Asif Hassaan, McNeer Jennifer L, Ghanayem Nancy S, Cursio John F, Kane Jason M
Pritzker School of Medicine, University of Chicago, Chicago, IL.
Department of Pediatrics, Section of Pediatric Hematology/Oncology, University of Utah, Primary Children's Hospital, Salt Lake City, UT.
Crit Care Explor. 2024 Apr 9;6(4):e1076. doi: 10.1097/CCE.0000000000001076. eCollection 2024 Apr.
To characterize trends in noninvasive ventilation (NIV) and invasive mechanical ventilation (IMV) use over time in children with hematologic malignancy admitted to the PICU with acute respiratory failure (ARF), and to identify risk factors associated with NIV failure requiring transition to IMV.

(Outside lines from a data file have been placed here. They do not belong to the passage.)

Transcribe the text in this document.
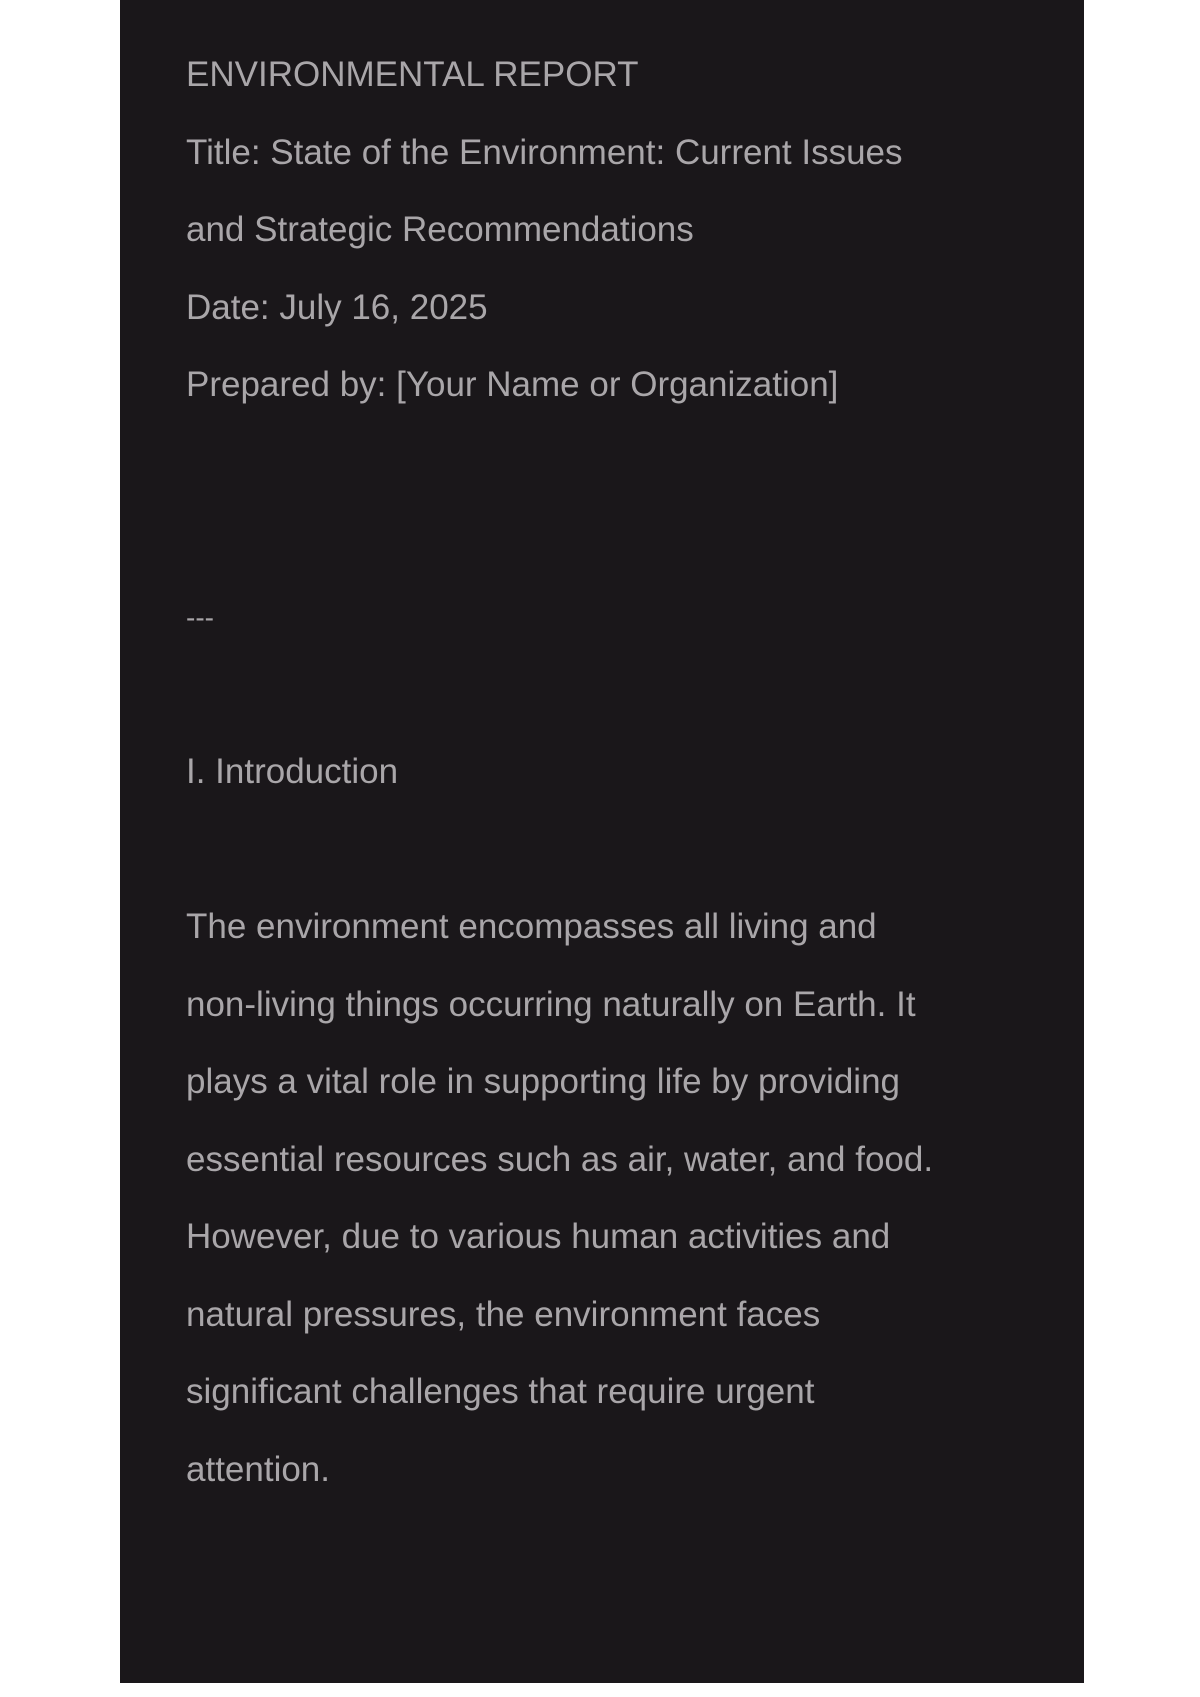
ENVIRONMENTAL REPORT
Title: State of the Environment: Current Issues
and Strategic Recommendations
Date: July 16, 2025
Prepared by: [Your Name or Organization]
---
I. Introduction
The environment encompasses all living and
non-living things occurring naturally on Earth. It
plays a vital role in supporting life by providing
essential resources such as air, water, and food.
However, due to various human activities and
natural pressures, the environment faces
significant challenges that require urgent
attention.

Retrospective cohort analysis using the Virtual Pediatric Systems (VPS, LLC) between January 1, 2010 and December 31, 2019.
One hundred thirteen North American PICUs participating in VPS.
Two thousand four hundred eighty children 0-21 years old with hematologic malignancy admitted to participating PICUs for ARF requiring respiratory support.
None.
There were 3013 total encounters, of which 868 (28.8%) received first-line NIV alone (NIV only), 1544 (51.2%) received first-line IMV (IMV only), and 601 (19.9%) required IMV after a failed NIV trial (NIV failure). From 2010 to 2019, the NIV only group increased from 9.6% to 43.1% and the IMV only group decreased from 80.1% to 34.2% ( < 0.001). The NIV failure group had the highest mortality compared with NIV only and IMV only (36.6% vs. 8.1%, vs. 30.5%, < 0.001). However, risk-of-mortality (ROM) was highest in the IMV only group compared with NIV only and NIV failure (median Pediatric Risk of Mortality III ROM 8.1% vs. 2.8% vs. 5.5%, < 0.001). NIV failure patients also had the longest median PICU length of stay compared with the other two study groups (15.2 d vs. 6.1 and 9.0 d, < 0.001). Higher age was associated with significantly decreased odds of NIV failure, and diagnosis of non-Hodgkin lymphoma was associated with significantly increased odds of NIV failure compared with acute lymphoid leukemia.
For children with hematologic malignancy admitted to the PICU with ARF, NIV has replaced IMV as the most common initial therapy. NIV failure rate remains high with high-observed mortality despite lower PICU admission ROM.
描述入住儿科重症监护病房(PICU)且患有血液系统恶性肿瘤并伴有急性呼吸衰竭(ARF)的儿童,随着时间推移无创通气(NIV)和有创机械通气(IMV)的使用趋势,并确定与NIV失败而需要转为IMV相关的危险因素。
使用虚拟儿科系统(VPS,LLC)进行回顾性队列分析,时间跨度为2010年1月1日至2019年12月31日。
113家参与VPS的北美PICU。
2480名0至21岁患有血液系统恶性肿瘤的儿童,因ARF入住参与研究的PICU并需要呼吸支持。
无。
总共3013次诊疗,其中868例(28.8%)仅接受一线NIV(仅NIV组),1544例(51.2%)接受一线IMV(仅IMV组),601例(19.9%)在NIV试验失败后需要IMV(NIV失败组)。从2010年到2019年,仅NIV组从9.6%增至43.1%,仅IMV组从80.1%降至34.2%(P<0.001)。与仅NIV组和仅IMV组相比,NIV失败组死亡率最高(36.6%对8.1%对30.5%,P<0.001)。然而,与仅NIV组和NIV失败组相比,仅IMV组的死亡风险(ROM)最高(儿科死亡风险III级中位数ROM 8.1%对2.8%对5.5%,P<0.001)。与其他两个研究组相比,NIV失败患者的PICU中位住院时间也最长(15.2天对6.1天和9.0天,P<0.001)。年龄较大与NIV失败几率显著降低相关,与急性淋巴细胞白血病相比,非霍奇金淋巴瘤的诊断与NIV失败几率显著增加相关。
对于因ARF入住PICU的血液系统恶性肿瘤儿童,NIV已取代IMV成为最常见的初始治疗方法。尽管PICU入院时ROM较低,但NIV失败率仍然很高,死亡率也很高。